Если эта инициатива, немыслимая с точки зрения нормального человека, наделенного хотя бы смутным представлением о праве, действительно примет статус закона, возникнут некоторые неразрешимые вопросы.

Вот, например, совсем недавно был принят не менее экзотический закон об оскорблении чувств верующих. И, если вдуматься, два этих закона об “оскорблении” войдут в непримиримое сущностное противоречие друг с другом. Получится, что один из них окажется оскорбительным для другого.

“Патриотический” закон, предписывающий “гордость” как главную скрепу общественного поведения, при несоблюдении каковой скрепы гражданин автоматически становится экстремистом, самим фактом своего существования непременно должен оскорбить чувства верующих, твердо знающих о том, что гордость является одним из смертных грехов.

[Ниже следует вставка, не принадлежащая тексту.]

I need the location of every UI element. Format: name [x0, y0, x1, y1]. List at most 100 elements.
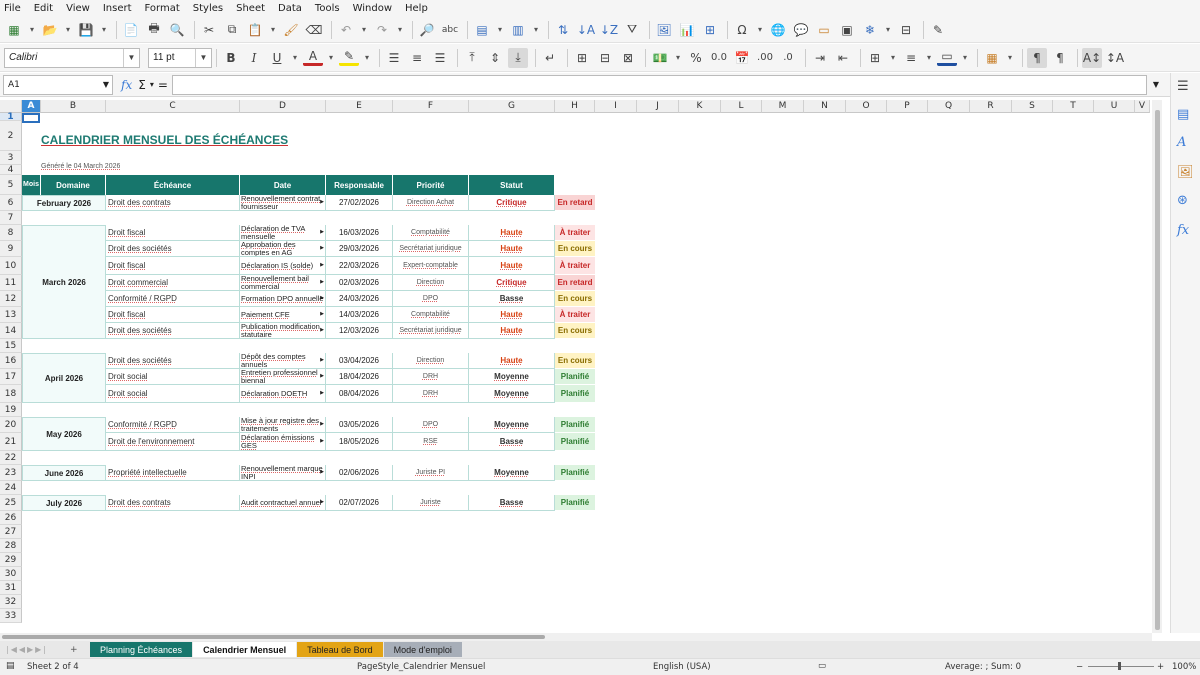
pivot-table-icon[interactable]: ⊞ — [700, 20, 720, 40]
domain-cell[interactable]: Droit social — [106, 385, 240, 403]
function-wizard-icon[interactable]: fx — [121, 78, 132, 92]
menu-item-sheet[interactable]: Sheet — [236, 3, 265, 14]
date-cell[interactable]: 18/04/2026 — [326, 369, 393, 385]
status-badge[interactable]: Planifié — [555, 369, 595, 385]
status-badge[interactable]: À traiter — [555, 257, 595, 275]
status-badge[interactable]: À traiter — [555, 307, 595, 323]
row-dropdown-icon[interactable]: ▾ — [495, 20, 505, 40]
row-header-32[interactable]: 32 — [0, 595, 22, 609]
language[interactable]: English (USA) — [653, 662, 711, 672]
sort-icon[interactable]: ⇅ — [553, 20, 573, 40]
date-cell[interactable]: 02/06/2026 — [326, 465, 393, 481]
conditional-format-icon[interactable]: ▦ — [982, 48, 1002, 68]
status-badge[interactable]: En cours — [555, 353, 595, 369]
echeance-cell[interactable]: Renouvellement marque INPI — [240, 465, 326, 481]
special-character-dropdown-icon[interactable]: ▾ — [755, 20, 765, 40]
column-header-g[interactable]: G — [469, 100, 555, 113]
column-dropdown-icon[interactable]: ▾ — [531, 20, 541, 40]
zoom-slider-thumb[interactable] — [1118, 662, 1121, 670]
priority-cell[interactable]: Haute — [469, 353, 555, 369]
status-badge[interactable]: Planifié — [555, 417, 595, 433]
name-box[interactable]: A1 ▼ — [3, 74, 113, 95]
row-header-26[interactable]: 26 — [0, 511, 22, 525]
vertical-scrollbar[interactable] — [1152, 100, 1162, 633]
text-direction-ltr-icon[interactable]: ¶ — [1027, 47, 1047, 68]
status-badge[interactable]: En cours — [555, 323, 595, 339]
domain-cell[interactable]: Droit fiscal — [106, 307, 240, 323]
page-style[interactable]: PageStyle_Calendrier Mensuel — [357, 662, 485, 672]
date-cell[interactable]: 03/04/2026 — [326, 353, 393, 369]
row-header-21[interactable]: 21 — [0, 433, 22, 451]
clone-formatting-icon[interactable]: 🖌 — [281, 20, 301, 40]
sidebar-menu-icon[interactable]: ☰ — [1177, 79, 1189, 94]
conditional-dropdown-icon[interactable]: ▾ — [1005, 48, 1015, 68]
tab-planning[interactable]: Planning Échéances — [90, 642, 193, 657]
print-preview-icon[interactable]: 🔍 — [167, 20, 187, 40]
column-header-d[interactable]: D — [240, 100, 326, 113]
column-header-e[interactable]: E — [326, 100, 393, 113]
zoom-slider[interactable] — [1088, 666, 1154, 667]
clear-formatting-icon[interactable]: ⌫ — [304, 20, 324, 40]
echeance-cell[interactable]: Approbation des comptes en AG — [240, 241, 326, 257]
delete-decimal-icon[interactable]: .0 — [778, 48, 798, 68]
percent-format-icon[interactable]: % — [686, 48, 706, 68]
row-header-22[interactable]: 22 — [0, 451, 22, 465]
zoom-out-icon[interactable]: − — [1076, 662, 1083, 672]
row-header-14[interactable]: 14 — [0, 323, 22, 339]
column-icon[interactable]: ▥ — [508, 20, 528, 40]
domain-cell[interactable]: Droit de l'environnement — [106, 433, 240, 451]
special-character-icon[interactable]: Ω — [732, 20, 752, 40]
copy-icon[interactable]: ⧉ — [222, 20, 242, 40]
responsable-cell[interactable]: DRH — [393, 385, 469, 403]
date-cell[interactable]: 02/03/2026 — [326, 275, 393, 291]
status-badge[interactable]: Planifié — [555, 433, 595, 451]
responsable-cell[interactable]: Direction Achat — [393, 195, 469, 211]
domain-cell[interactable]: Droit des contrats — [106, 195, 240, 211]
undo-dropdown-icon[interactable]: ▾ — [359, 20, 369, 40]
echeance-cell[interactable]: Publication modification statutaire — [240, 323, 326, 339]
row-header-19[interactable]: 19 — [0, 403, 22, 417]
column-header-t[interactable]: T — [1053, 100, 1094, 113]
align-left-icon[interactable]: ☰ — [384, 48, 404, 68]
print-icon[interactable]: 🖶 — [144, 20, 164, 40]
row-header-13[interactable]: 13 — [0, 307, 22, 323]
column-header-f[interactable]: F — [393, 100, 469, 113]
header-mois[interactable]: Mois — [22, 175, 41, 195]
status-badge[interactable]: Planifié — [555, 495, 595, 511]
column-header-k[interactable]: K — [679, 100, 721, 113]
formula-equals-icon[interactable]: = — [158, 78, 168, 92]
date-format-icon[interactable]: 📅 — [732, 48, 752, 68]
echeance-cell[interactable]: Dépôt des comptes annuels — [240, 353, 326, 369]
freeze-rows-icon[interactable]: ❄ — [860, 20, 880, 40]
responsable-cell[interactable]: Direction — [393, 275, 469, 291]
row-header-8[interactable]: 8 — [0, 225, 22, 241]
echeance-cell[interactable]: Déclaration de TVA mensuelle — [240, 225, 326, 241]
priority-cell[interactable]: Basse — [469, 495, 555, 511]
split-window-icon[interactable]: ⊟ — [896, 20, 916, 40]
row-header-12[interactable]: 12 — [0, 291, 22, 307]
row-header-11[interactable]: 11 — [0, 275, 22, 291]
row-header-7[interactable]: 7 — [0, 211, 22, 225]
menu-item-styles[interactable]: Styles — [193, 3, 223, 14]
unmerge-cells-icon[interactable]: ⊠ — [618, 48, 638, 68]
row-header-10[interactable]: 10 — [0, 257, 22, 275]
header-echeance[interactable]: Échéance — [106, 175, 240, 195]
priority-cell[interactable]: Basse — [469, 291, 555, 307]
header-date[interactable]: Date — [240, 175, 326, 195]
priority-cell[interactable]: Moyenne — [469, 385, 555, 403]
spreadsheet-grid[interactable]: CALENDRIER MENSUEL DES ÉCHÉANCES Généré … — [22, 113, 1150, 633]
align-top-icon[interactable]: ⤒ — [462, 48, 482, 68]
border-style-icon[interactable]: ≡ — [901, 48, 921, 68]
font-color-icon[interactable]: A — [303, 49, 323, 66]
merge-center-icon[interactable]: ⊞ — [572, 48, 592, 68]
domain-cell[interactable]: Droit des sociétés — [106, 241, 240, 257]
date-cell[interactable]: 27/02/2026 — [326, 195, 393, 211]
scroll-thumb[interactable] — [2, 635, 545, 639]
responsable-cell[interactable]: Direction — [393, 353, 469, 369]
underline-button[interactable]: U — [267, 48, 287, 68]
zoom-level[interactable]: 100% — [1172, 662, 1196, 672]
navigator-icon[interactable]: ⊛ — [1177, 193, 1188, 208]
row-header-31[interactable]: 31 — [0, 581, 22, 595]
column-header-c[interactable]: C — [106, 100, 240, 113]
status-badge[interactable]: En cours — [555, 291, 595, 307]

Таким образом проект закона о “гордости” направлен против уже существующего закона об оскорблении чувств верующих.

И не надо говорить, что большинство тех, кто называет себя верующими, ни о каких заповедях ничего даже и не слышали. Но ведь есть же и меньшинство. Ведь и настоящие верующие тоже существуют!

Как им-то быть? Разорваться, что ли? Как верующему человеку одновременно гордиться и избегать гордыни? Как?

Когда “они” тупо, неуклюже, но упрямо и напористо пытаются устроить так, чтобы законы цивилизованного мира, да и просто естественные человеческие законы перестали вовсе действовать внутри длинных государственных границ моей страны, начинает казаться, что и законы природы они бы не прочь упразднить. Если так пойдет дальше и их никто не остановит, то я легко представляю себе, что здесь, например, вполне официально перестанет действовать закон сохранения энергии или, допустим, закон всемирного тяготения. Интересно, кстати, а про вражеский закон, провокационно утверждающий, что сила действия равна силе противодействия, они ничего не слышали? Похоже, что нет. А жаль.

Звездное небо над головой легко устраняется усилиями отечественной промышленности. С нравственным законом внутри нас им будет разобраться, конечно, труднее, но разве они побоятся трудностей? Они над этим неустанно, хотя и крайне неуклюже работают. И постараются, конечно, истребить и этот самый закон – тот, что внутри, – заменив его очередной спущенной сверху скрепой. И сделают это рано или поздно. Если, конечно, мы им это позволим.